The Fight Club that Tyler starts is presented as something positive. The acts of violence allow members to feel pain, which is better than the world around them that encourages them to feel nothing. Fighting becomes a spiritual experience, and violence is a metaphor for meaning. The narrator even goes as far as to compare it to a religious ceremony: “The hysterical shouting was in tongues, like at a Pentecostal Church.” After Fight Club, the men consider themselves “enlightened.” However, in Fight Club Fincher’s anti-hero is Tyler. Although he is portrayed as being alive and “free”, he is also presented as someone who is destructive and manipulative. Eventually, Fight Club evolves into “Project Mayhem”, in which members actively try to destroy the materialistic society around them. Although they do not resort to murder, they aren’t above cutting off the testicles of anyone who might stand in their way. After finding their masculinity in Fight Club, they take it to a new level of violence and destruction, even despite the resistance of the Narrator.

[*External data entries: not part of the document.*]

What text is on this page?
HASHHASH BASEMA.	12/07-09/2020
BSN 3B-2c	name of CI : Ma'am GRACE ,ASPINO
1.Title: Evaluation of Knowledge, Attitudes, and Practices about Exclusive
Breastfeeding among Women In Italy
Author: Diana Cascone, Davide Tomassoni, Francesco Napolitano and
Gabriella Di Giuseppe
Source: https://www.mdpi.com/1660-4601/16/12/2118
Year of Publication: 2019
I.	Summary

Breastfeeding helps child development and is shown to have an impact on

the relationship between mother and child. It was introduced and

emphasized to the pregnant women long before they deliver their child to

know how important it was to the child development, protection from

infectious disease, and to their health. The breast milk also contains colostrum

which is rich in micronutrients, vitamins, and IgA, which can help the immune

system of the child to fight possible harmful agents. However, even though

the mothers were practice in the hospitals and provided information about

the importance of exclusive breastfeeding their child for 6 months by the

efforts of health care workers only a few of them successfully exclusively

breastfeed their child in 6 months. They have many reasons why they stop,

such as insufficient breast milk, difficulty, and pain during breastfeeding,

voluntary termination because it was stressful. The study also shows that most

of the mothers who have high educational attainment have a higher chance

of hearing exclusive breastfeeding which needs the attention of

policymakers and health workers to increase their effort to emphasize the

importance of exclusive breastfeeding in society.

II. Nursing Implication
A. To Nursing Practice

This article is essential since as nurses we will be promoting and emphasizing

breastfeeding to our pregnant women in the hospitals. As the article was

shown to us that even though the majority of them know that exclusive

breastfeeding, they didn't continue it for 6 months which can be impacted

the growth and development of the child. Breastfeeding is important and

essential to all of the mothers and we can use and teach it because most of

Fincher argues that although we should aim to escape from the bondage of materialism and spiritual apathy, we should not respond with violence towards the system. He also undermines Tyler by implying he is hypocritical. Although he is anti-consumerism, Tyler is often seen wearing stylish and expensive outfits. Furthermore, one symptom of Project Mayhem is that Fight Clubs become a national phenomenon – the disenfranchised becomes a franchise itself. By the end of the film, the protagonist has become disillusioned by Tyler’s actions and philosophy. He tells his alter-ego, “Tyler, I'm grateful to you; for everything that you've done for me. But this is too much. I don't want this.” In order to prevent further destruction, he shoots himself in the head, ridding himself of his second personality. In doing so, he arrives at a third, better spiritual state than his previous two extremes. He now realizes that although it is necessary to sacrifice the nature inside us that is kept prisoner by the superficiality of society, it is also necessary to sacrifice that which wants to respond with violence.

David Fincher takes on projects that all share a similar thematic formula. Se7en, The Game and Fight Club all focus on two opposing moral ideals. They also all contain an anti-hero who is sacrificed as a means of promoting a third alternative. As an auteur, Fincher uses his films to make the audience realize their own moral shortcomings and show them that in a world of moral ambiguity there are better paths to follow than the two extremes.